Opening the cabinet door, I pulled the stash that had been hidden inside of a bin bag and opened it. My biggest mistake. They started making me feel sense of what was happening: “No, we are the good guys, Trust us! We help you!” I couldn’t make sense of anything that had occurred, my mind instantly snapped back to the day I felt upset, angry. I grabbed the bag and threw it across the floor. I was going insane- my mind pounded as my heart lay dead. My eyes whizzed, I felt myself have a panic attack. Fuming, I skidded towards the bag and hugged it. Setting foot towards my work, I threw the canvas out of the window, my paints, my brushes, my carving tools and anything I would have wanted to keep a few years ago, before the grand prize arrived.

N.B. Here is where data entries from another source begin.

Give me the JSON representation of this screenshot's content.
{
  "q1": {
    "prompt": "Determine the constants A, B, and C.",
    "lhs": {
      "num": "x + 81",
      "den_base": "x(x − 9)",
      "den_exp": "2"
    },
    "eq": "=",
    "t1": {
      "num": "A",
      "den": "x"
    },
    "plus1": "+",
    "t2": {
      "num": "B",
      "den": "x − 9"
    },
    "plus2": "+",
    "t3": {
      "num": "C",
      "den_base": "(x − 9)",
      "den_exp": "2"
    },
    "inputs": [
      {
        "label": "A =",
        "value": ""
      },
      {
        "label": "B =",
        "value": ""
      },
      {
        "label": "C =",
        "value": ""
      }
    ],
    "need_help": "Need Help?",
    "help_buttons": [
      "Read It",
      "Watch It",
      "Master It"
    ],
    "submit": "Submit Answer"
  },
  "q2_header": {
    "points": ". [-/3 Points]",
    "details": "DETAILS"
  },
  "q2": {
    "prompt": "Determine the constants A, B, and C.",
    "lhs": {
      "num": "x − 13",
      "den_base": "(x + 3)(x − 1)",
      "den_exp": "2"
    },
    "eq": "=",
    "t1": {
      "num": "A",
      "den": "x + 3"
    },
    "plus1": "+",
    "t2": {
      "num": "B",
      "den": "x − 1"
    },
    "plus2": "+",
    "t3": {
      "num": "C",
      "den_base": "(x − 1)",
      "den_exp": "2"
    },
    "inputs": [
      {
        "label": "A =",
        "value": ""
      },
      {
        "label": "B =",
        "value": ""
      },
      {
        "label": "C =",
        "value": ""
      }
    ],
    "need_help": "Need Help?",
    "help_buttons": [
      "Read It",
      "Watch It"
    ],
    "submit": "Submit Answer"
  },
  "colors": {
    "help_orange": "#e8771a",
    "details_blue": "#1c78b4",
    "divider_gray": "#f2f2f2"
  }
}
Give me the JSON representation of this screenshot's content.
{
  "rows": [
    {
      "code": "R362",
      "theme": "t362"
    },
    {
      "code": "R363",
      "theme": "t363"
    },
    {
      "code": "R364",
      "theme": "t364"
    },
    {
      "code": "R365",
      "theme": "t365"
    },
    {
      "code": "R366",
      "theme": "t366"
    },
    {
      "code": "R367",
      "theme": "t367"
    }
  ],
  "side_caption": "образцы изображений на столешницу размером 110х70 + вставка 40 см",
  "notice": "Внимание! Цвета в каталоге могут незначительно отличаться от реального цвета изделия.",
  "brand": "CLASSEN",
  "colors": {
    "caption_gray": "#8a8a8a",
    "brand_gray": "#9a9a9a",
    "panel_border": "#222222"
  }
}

Is it worth it? Vale la Pena?

Needy and speedy, I ripped open the bag as claws began to form, growling my body wanted more energy. I was beginning to turn into an animal. My fangs wanted to sink into the pill. My mouth ravaged on the saplings in front of me. To everyone they were drugs but to me they were sweets or treats. Eagerly, I sat down clutching the cup, tick, tick, tick, tick... My vision blurred out. It was like my life had been taken out of my clutches. I was losing my mind, and I couldn’t do anything about it. My whole body was numb. My face felt like it had been replaced with wood, it was like my face had been robbed. My life was like the scene in the lion, the witch and the wardrobe, where Narnia had been frozen by the White Witch. The blinds had been pulled and I could feel the spun rays crack and stretch my skin as if I was a vampire. The blood trickled out, I jumped into a sleep, a sleep in which I wouldn’t know how to get back up in, I couldn’t anymore. I had no strength or the will to get back up, nor any reason. It was not like I needed to be anywhere or anybody needed me... except myself.

Coerse Es Un Accidente, Que Darse Ahi Es Una Eleccion. Falling down is an accident, staying there is a choice.